Software and Systems: Reval Adds Partner to Boost FX Exposure Management

October 28, 2013
Reval partners with Altas Risk Advisory to provide more accurate FX hedges.

Heeding customer feedback, Reval has added a partner to boost its ability to help companies extract key data from their enterprise resource planning (ERP) systems to measure FX exposures more accurately and better hedge them. The partnership, with risk and exposure management firm Atlas Risk Advisory pairs that firm’s software with its own treasury management system.

Reval, which provides treasury and risk management solutions, announced the partnership Oct. 27 at the start of the Association of Financial Professionals’ annual conference. Atlas joins a number of other firms comprising Reval’s STP Community, which gives its corporate customers efficient access to highly specialized offerings that interact with Reval’s software-as-a-service (SaaS) TRM system.

Reval began the STP community more than two years ago, recognizing corporates typically bear the brunt of integrating software systems.

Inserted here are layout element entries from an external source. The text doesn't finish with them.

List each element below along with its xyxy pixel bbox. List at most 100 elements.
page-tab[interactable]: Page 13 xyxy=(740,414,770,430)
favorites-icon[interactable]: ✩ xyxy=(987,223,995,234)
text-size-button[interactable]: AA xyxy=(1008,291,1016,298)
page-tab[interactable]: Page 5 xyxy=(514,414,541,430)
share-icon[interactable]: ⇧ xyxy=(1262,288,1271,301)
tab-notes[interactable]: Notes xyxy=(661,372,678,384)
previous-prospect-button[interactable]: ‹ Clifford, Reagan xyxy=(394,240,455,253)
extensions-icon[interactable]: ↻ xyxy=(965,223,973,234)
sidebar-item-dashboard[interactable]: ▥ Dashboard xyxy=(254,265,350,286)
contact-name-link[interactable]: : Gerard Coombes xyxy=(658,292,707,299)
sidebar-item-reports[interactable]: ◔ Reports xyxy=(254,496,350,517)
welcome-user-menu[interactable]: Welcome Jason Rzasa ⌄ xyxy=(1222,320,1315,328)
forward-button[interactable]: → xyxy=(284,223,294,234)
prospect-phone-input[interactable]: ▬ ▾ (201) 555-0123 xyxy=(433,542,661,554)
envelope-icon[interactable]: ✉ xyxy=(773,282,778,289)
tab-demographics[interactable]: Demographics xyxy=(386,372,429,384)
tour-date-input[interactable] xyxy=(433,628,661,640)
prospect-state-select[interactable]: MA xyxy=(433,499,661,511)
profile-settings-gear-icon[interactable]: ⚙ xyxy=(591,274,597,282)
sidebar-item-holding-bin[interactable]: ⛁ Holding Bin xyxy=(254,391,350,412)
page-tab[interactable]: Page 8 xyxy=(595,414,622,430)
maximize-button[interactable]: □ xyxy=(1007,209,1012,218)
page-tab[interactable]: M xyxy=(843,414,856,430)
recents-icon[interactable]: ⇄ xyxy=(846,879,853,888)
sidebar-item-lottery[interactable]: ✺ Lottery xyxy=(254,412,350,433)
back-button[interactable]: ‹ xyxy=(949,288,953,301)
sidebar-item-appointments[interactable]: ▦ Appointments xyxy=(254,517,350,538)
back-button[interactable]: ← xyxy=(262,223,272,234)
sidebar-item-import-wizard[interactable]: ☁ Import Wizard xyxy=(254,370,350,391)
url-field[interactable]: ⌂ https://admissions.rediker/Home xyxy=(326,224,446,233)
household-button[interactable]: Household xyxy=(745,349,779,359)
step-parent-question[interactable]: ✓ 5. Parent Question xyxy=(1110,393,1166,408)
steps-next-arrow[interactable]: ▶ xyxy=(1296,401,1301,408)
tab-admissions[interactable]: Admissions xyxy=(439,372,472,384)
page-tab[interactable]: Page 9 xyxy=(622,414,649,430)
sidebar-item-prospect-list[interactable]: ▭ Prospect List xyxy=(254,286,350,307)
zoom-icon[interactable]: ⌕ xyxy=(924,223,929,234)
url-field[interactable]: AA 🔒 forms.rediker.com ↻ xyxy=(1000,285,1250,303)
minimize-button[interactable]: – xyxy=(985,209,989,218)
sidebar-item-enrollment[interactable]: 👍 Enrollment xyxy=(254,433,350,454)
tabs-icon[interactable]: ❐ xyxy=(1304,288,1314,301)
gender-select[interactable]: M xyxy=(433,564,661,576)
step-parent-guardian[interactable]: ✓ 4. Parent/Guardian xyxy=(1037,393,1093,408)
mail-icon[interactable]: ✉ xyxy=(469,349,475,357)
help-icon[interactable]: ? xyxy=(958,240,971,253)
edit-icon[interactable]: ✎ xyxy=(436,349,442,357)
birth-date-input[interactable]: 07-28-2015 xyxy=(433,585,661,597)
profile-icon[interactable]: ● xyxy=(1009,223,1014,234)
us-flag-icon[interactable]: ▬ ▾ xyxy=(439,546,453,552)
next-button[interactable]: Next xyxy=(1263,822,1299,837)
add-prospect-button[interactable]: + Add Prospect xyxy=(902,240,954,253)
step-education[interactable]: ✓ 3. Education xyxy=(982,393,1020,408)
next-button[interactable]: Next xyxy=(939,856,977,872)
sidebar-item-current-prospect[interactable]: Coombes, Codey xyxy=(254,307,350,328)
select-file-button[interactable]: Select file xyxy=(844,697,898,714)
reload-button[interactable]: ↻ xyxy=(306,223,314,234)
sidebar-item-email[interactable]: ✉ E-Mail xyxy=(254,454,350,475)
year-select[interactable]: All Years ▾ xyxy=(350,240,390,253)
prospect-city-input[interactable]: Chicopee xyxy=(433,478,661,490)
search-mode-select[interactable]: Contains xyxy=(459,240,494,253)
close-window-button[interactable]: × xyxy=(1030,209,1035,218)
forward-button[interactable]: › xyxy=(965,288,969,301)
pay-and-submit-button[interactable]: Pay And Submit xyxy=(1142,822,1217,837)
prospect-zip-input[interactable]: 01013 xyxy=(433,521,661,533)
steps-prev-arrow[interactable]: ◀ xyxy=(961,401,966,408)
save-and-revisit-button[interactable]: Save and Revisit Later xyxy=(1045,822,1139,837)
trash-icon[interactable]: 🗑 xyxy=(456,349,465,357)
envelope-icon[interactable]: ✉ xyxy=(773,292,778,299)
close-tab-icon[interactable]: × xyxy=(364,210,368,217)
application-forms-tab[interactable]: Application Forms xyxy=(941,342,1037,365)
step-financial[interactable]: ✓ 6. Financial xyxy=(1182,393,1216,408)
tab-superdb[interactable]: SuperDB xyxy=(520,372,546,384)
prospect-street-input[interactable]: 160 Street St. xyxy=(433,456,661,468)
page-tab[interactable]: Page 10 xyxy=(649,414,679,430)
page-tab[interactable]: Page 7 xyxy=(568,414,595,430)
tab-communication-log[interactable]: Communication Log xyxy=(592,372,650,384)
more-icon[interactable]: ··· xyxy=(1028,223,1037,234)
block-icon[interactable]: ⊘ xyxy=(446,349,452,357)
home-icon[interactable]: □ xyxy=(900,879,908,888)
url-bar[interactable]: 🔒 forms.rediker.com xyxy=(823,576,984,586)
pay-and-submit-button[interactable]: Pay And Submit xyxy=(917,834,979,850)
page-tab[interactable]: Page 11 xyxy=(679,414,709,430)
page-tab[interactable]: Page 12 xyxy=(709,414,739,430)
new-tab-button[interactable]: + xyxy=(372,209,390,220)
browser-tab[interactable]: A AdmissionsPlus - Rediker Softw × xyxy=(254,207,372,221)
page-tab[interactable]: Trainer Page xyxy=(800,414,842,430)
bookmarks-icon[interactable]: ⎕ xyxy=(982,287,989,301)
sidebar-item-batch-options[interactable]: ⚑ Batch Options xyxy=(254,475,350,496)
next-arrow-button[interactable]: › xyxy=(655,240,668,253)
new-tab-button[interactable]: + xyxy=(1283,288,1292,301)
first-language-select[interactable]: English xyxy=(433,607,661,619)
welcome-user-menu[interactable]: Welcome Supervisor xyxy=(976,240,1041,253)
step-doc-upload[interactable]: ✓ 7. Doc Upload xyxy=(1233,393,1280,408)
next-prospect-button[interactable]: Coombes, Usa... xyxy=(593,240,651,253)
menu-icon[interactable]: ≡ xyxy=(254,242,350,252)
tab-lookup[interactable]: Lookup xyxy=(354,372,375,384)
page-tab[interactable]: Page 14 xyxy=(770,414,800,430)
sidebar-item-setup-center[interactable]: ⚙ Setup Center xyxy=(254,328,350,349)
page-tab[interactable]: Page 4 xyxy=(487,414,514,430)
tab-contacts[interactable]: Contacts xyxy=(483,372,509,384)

It canvassed clients to determine what they viewed as best-of-breed technology and then sought contractual obligations with those vendors, tying the systems together to optimize the user experience. Members of the community include FXall, an electronic FX trading platform owned by Thomson Reuters, and money market fund trading and risk management provider ICD.

Justin Brimfield, executive vice president of corporate development and strategy at Reval, said clients expressed a need to more accurately capture and measure their FX exposures, prompting Reval to consider developing the software internally.

“Many of them pointed to a need to better understand their exposures—you can’t accurately hedge what you can’t see,” Mr. Brimfield said. “When a company better understands the full scope of its FX exposures, it can hedge risk more effectively.

Several clients told Reval they were considering using the Atlas system, prompting the technology vendors to strike a dialogue and then align their efforts. Their partnership has been active since early this year and they are now working with a handful companies to ensure the integration aligns with users’ workflow, Brimfield said, adding the firms anticipate officially launching the integrated service by year-end.

The data required to more accurately measure FX exposures can be found in companies’ ERP systems from providers such as Oracle and SAP. However, said Scott Bilter, a partner at Atlas, those systems typically don’t create reports that automatically extract the relevant data from a company’s income-statement and balance sheet, the first part of the problem Atlas’s software resolves.

Its AtlasFX SaaS service also helps treasury executives forecast FX and hedging needs. Mr. Bilter noted that revenues and expenses drive profit and loss (P&L), so companies already focus on forecasting these items. AtlasFX leverages this activity and incorporates it into the hedge forecasting process, making life easier for the business units who do not typically forecast the balance sheet.

“Treasury officials are often tasked with forecasting line item by line item what the balance sheet is going to look like and there’s very little accountability for those numbers,” Mr. Bilter said.

Atlas’s solution provides the latest view of the balance sheet, and then it goes a step further by capturing the relevant P&L activity that has happened since then in order to forecast what the balance sheet exposures are likely to look like at the end of the month or some other future date.

“Out of the box, advanced balance sheet forecasting methodology utilizes forward-looking income statement inputs for accurate balance sheet exposure forecasts,” Reval explains, adding such a method is more reliable than taking daily snapshots of balance sheet statements as a proxy for the future, an approach companies’ sometimes use today.

Capturing that data also allows current-month cash flow hedges to be re-designated into balance sheet hedges for an integrated and comprehensive approach. In addition, the integrated software enables the identification of sources of errors or variances to explain balance sheet hedging results and allow for faster resolution of issues at month’s end, and it allows for more effective compliance with hedge accounting rules.